En 1968, Isabelle, nièce de Louis (elle est la fille de Maria, sœur de l'acteur) a 24 ans (1). Plutôt jolie, elle fait des photos de mode. Pierre Cardin, Yves Saint-Laurent... La couverture de Elle.



Dim Dam Dom du 28 mai 1965.

Deux pages dans Jours de France (2) l’ont présentée au public deux ans auparavant avec ce titre “Tout le monde connaît Louis de Funès, on va maintenant connaître Isabelle” (à ce sujet, on lit ici ou là sur le net qu'elle est en fait sa fille, ce qui n’est pas loin d’une certaine réalité : elle était “la fille qu’il n’a jamais eue”). Elle ne se souvient plus bien ce qui lui a valu ces deux pages, “peut-être l'émission Tilt que je présentais avec Michel Drucker”.



Tilt magazine du 7 décembre 1966, avec Michel Drucker.

En 1968 donc, à Maison-Laffitte où elle vit avec ses chevaux, appel d’un inconnu : “Bonjour je m'appelle Michel Berger, je suis directeur artistique chez Pathé-Marconi. On aimerait vous faire passer un test en studio pour vous faire enregistrer un disque”. Isabelle : “C'est tout simple, Michel et Claude-Michel Schönberg, tous deux responsables du catalogue jeunesse chez Pathé, étaient à la recherche de nouveaux talents. ils m’ont vue sur les photos de Elle et m’ont appelée.”
Elle croit à une blague... Mais Michel est tenace – et intuitif. Il rappelle, insiste, se montre rassurant. Au bout d’un mois, elle accepte et se rend en studio, à Boulogne. Quelques essais, une prise. La voix est jolie et juste. Michel est conquis. Comme le reste du studio. “Il y avait une telle tendresse – même si je peux avouer aujourd'hui que Michel me faisait un peu peur, il pouvait être très difficile. J’ai été soulagée en lisant l’autobiographie de Françoise Hardy (3) de voir que je n’étais pas la seule à avoir souffert en studio avec lui”.

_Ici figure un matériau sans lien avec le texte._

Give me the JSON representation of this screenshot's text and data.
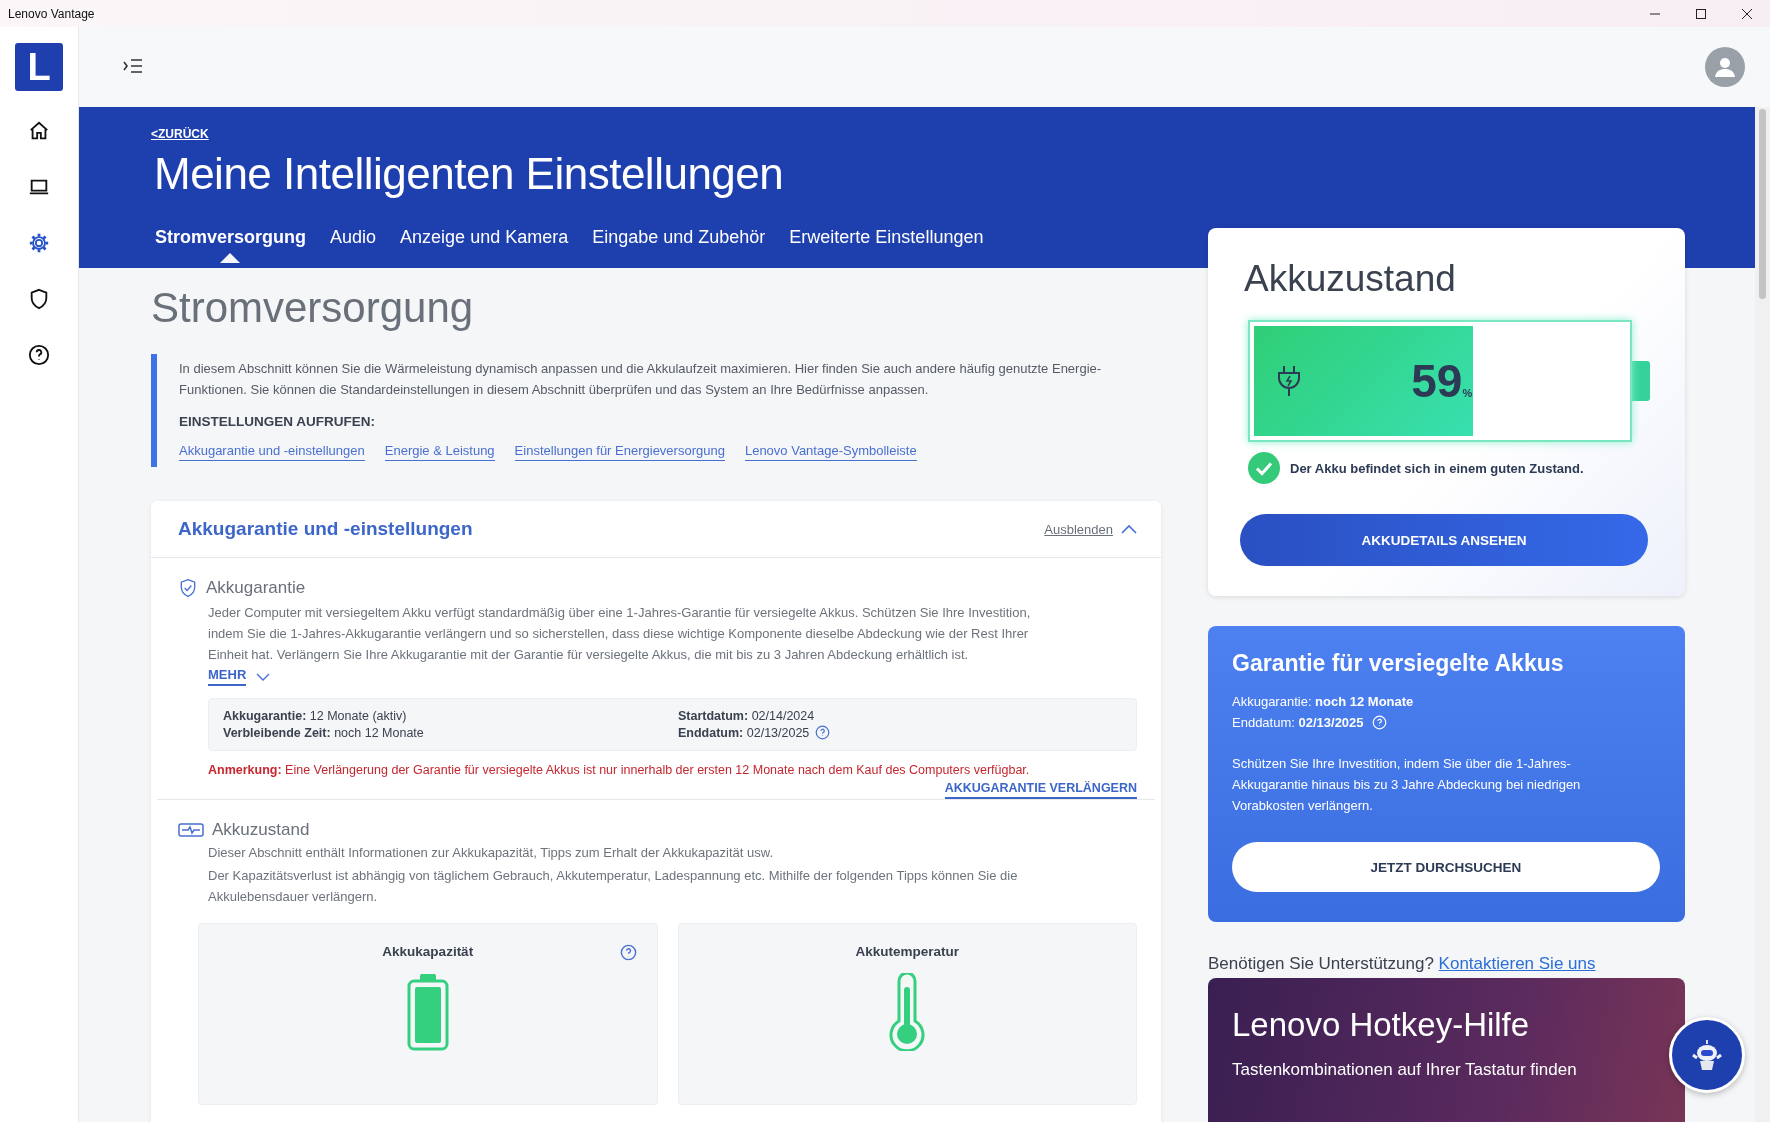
{
  "window": {
    "title": "Lenovo Vantage"
  },
  "app_logo": {
    "letter": "L"
  },
  "nav_items": [
    {
      "selected": false
    },
    {
      "selected": false
    },
    {
      "selected": true
    },
    {
      "selected": false
    },
    {
      "selected": false
    }
  ],
  "header": {
    "back_link": "<ZURÜCK",
    "title": "Meine Intelligenten Einstellungen"
  },
  "tabs": [
    {
      "label": "Stromversorgung",
      "selected": true
    },
    {
      "label": "Audio",
      "selected": false
    },
    {
      "label": "Anzeige und Kamera",
      "selected": false
    },
    {
      "label": "Eingabe und Zubehör",
      "selected": false
    },
    {
      "label": "Erweiterte Einstellungen",
      "selected": false
    }
  ],
  "page_title": "Stromversorgung",
  "intro": {
    "text": "In diesem Abschnitt können Sie die Wärmeleistung dynamisch anpassen und die Akkulaufzeit maximieren. Hier finden Sie auch andere häufig genutzte Energie-Funktionen. Sie können die Standardeinstellungen in diesem Abschnitt überprüfen und das System an Ihre Bedürfnisse anpassen.",
    "links_heading": "EINSTELLUNGEN AUFRUFEN:",
    "links": [
      "Akkugarantie und -einstellungen",
      "Energie & Leistung",
      "Einstellungen für Energieversorgung",
      "Lenovo Vantage-Symbolleiste"
    ]
  },
  "settings_card": {
    "title": "Akkugarantie und -einstellungen",
    "toggle": "Ausblenden",
    "expanded": true
  },
  "battery_warranty": {
    "title": "Akkugarantie",
    "text": "Jeder Computer mit versiegeltem Akku verfügt standardmäßig über eine 1-Jahres-Garantie für versiegelte Akkus. Schützen Sie Ihre Investition, indem Sie die 1-Jahres-Akkugarantie verlängern und so sicherstellen, dass diese wichtige Komponente dieselbe Abdeckung wie der Rest Ihrer Einheit hat. Verlängern Sie Ihre Akkugarantie mit der Garantie für versiegelte Akkus, die mit bis zu 3 Jahren Abdeckung erhältlich ist.",
    "more": "MEHR",
    "details": [
      {
        "label": "Akkugarantie:",
        "value": "12 Monate (aktiv)",
        "help": false
      },
      {
        "label": "Startdatum:",
        "value": "02/14/2024",
        "help": false
      },
      {
        "label": "Verbleibende Zeit:",
        "value": "noch 12 Monate",
        "help": false
      },
      {
        "label": "Enddatum:",
        "value": "02/13/2025",
        "help": true
      }
    ],
    "note_label": "Anmerkung:",
    "note": "Eine Verlängerung der Garantie für versiegelte Akkus ist nur innerhalb der ersten 12 Monate nach dem Kauf des Computers verfügbar.",
    "extend_link": "AKKUGARANTIE VERLÄNGERN"
  },
  "battery_health": {
    "title": "Akkuzustand",
    "lines": [
      "Dieser Abschnitt enthält Informationen zur Akkukapazität, Tipps zum Erhalt der Akkukapazität usw.",
      "Der Kapazitätsverlust ist abhängig von täglichem Gebrauch, Akkutemperatur, Ladespannung etc. Mithilfe der folgenden Tipps können Sie die Akkulebensdauer verlängern."
    ],
    "tiles": [
      {
        "title": "Akkukapazität",
        "help": true,
        "kind": "capacity"
      },
      {
        "title": "Akkutemperatur",
        "help": false,
        "kind": "temperature"
      }
    ]
  },
  "battery_card": {
    "title": "Akkuzustand",
    "level": 0.59,
    "percent": "59",
    "unit": "%",
    "charging": true,
    "status": "Der Akku befindet sich in einem guten Zustand.",
    "button": "AKKUDETAILS ANSEHEN"
  },
  "promo_card": {
    "title": "Garantie für versiegelte Akkus",
    "lines": [
      {
        "label": "Akkugarantie:",
        "value": "noch 12 Monate",
        "help": false
      },
      {
        "label": "Enddatum:",
        "value": "02/13/2025",
        "help": true
      }
    ],
    "text": "Schützen Sie Ihre Investition, indem Sie über die 1-Jahres-Akkugarantie hinaus bis zu 3 Jahre Abdeckung bei niedrigen Vorabkosten verlängern.",
    "button": "JETZT DURCHSUCHEN"
  },
  "support": {
    "text": "Benötigen Sie Unterstützung?",
    "link": "Kontaktieren Sie uns"
  },
  "hotkey_card": {
    "title": "Lenovo Hotkey-Hilfe",
    "subtitle": "Tastenkombinationen auf Ihrer Tastatur finden"
  }
}
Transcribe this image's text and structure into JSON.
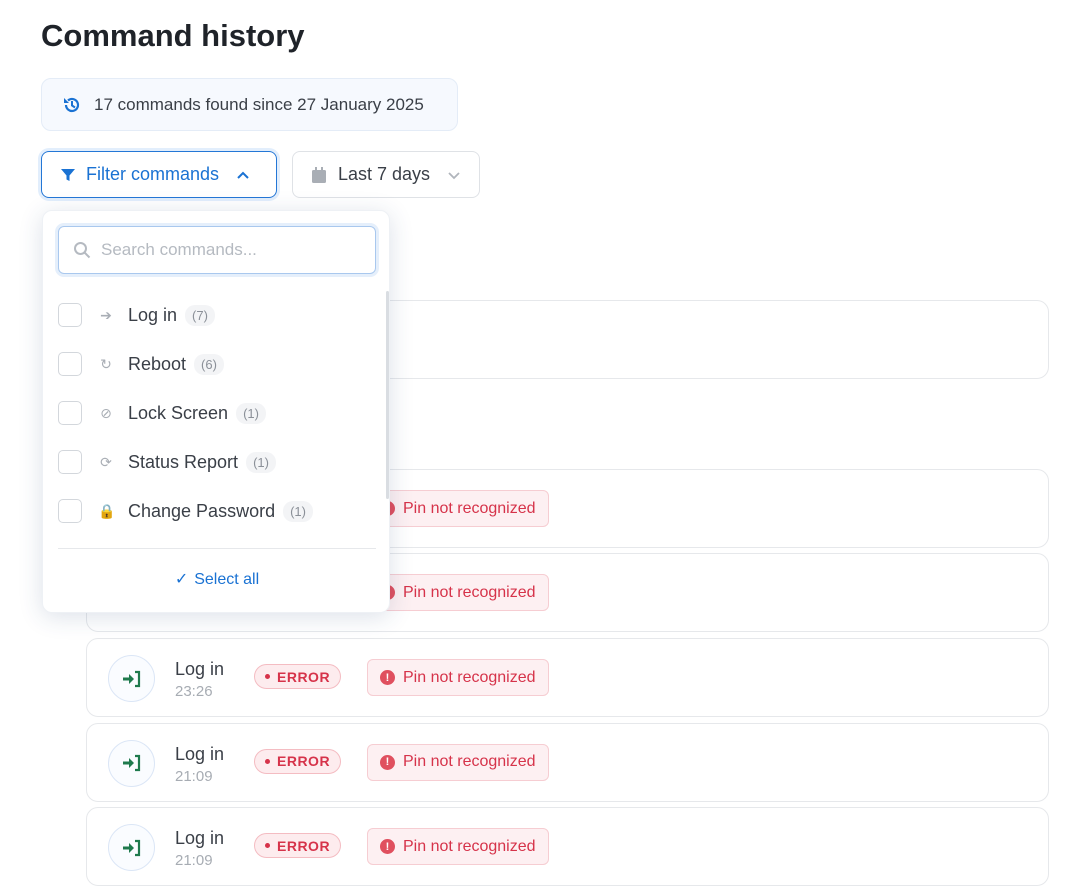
{
  "title": "Command history",
  "summary": "17 commands found since 27 January 2025",
  "filter_button": "Filter commands",
  "date_select": "Last 7 days",
  "dropdown": {
    "search_placeholder": "Search commands...",
    "items": [
      {
        "label": "Log in",
        "count": "(7)",
        "icon": "sign-in-icon"
      },
      {
        "label": "Reboot",
        "count": "(6)",
        "icon": "redo-icon"
      },
      {
        "label": "Lock Screen",
        "count": "(1)",
        "icon": "ban-icon"
      },
      {
        "label": "Status Report",
        "count": "(1)",
        "icon": "sync-icon"
      },
      {
        "label": "Change Password",
        "count": "(1)",
        "icon": "lock-icon"
      }
    ],
    "select_all": "Select all"
  },
  "rows": [
    {
      "name": "Log in",
      "time": "23:26",
      "status": "ERROR",
      "message": "Pin not recognized"
    },
    {
      "name": "Log in",
      "time": "21:09",
      "status": "ERROR",
      "message": "Pin not recognized"
    },
    {
      "name": "Log in",
      "time": "21:09",
      "status": "ERROR",
      "message": "Pin not recognized"
    }
  ],
  "hidden_rows": [
    {
      "message": "Pin not recognized"
    },
    {
      "message": "Pin not recognized"
    }
  ],
  "colors": {
    "accent": "#1a72d3",
    "error": "#d6334a",
    "success_icon": "#1f7a4d"
  }
}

Lors des séances d’enregistrement, Hubert Rostaing (arrangeur du premier simple de Véronique) ou Michel Bernholc (arrangeur du premier album de Véronique et l’un des Pour les Michel) sont là. Et bien sûr la toute jeune Véronique (à qui Michel a demandé des chansons pour Isabelle), avec d’abord un titre dont elle signe la musique (sur des textes de Violaine), Mon voisin. L’histoire d’une jeune fille qui épie amoureusement son voisin et espère qu’un jour “il sonnera chez moi”. Du sur-mesure pour Isabelle qui, avec ses grands yeux et ses cheveux longs, incarne parfaitement l’amour tourmenté.
Sur la maquette de Véronique (ce fameux acétate de deux titres retrouvé chez Colette Sanson, et qu’on peut maintenant entendre sur l’intégrale), son interprétation impressionne Isabelle qui a un vrai coup de cœur pour cette voix. Elle le dit encore aujourd'hui : “Tout ce qui m’intéressait, c’était les chansons écrites par Véronique. Quand elle a commencé à écrire pour elle-même, à préparer ce disque dont on ne se doutait pas du tout de la merveille que ça allait être, je me suis arrêtée de chanter. Chanter pour chanter ne m’intéressait pas et on ne me proposait plus rien d’intéressant. Et puis c’est à ce moment qu’est née ma fille, Lisa (4).”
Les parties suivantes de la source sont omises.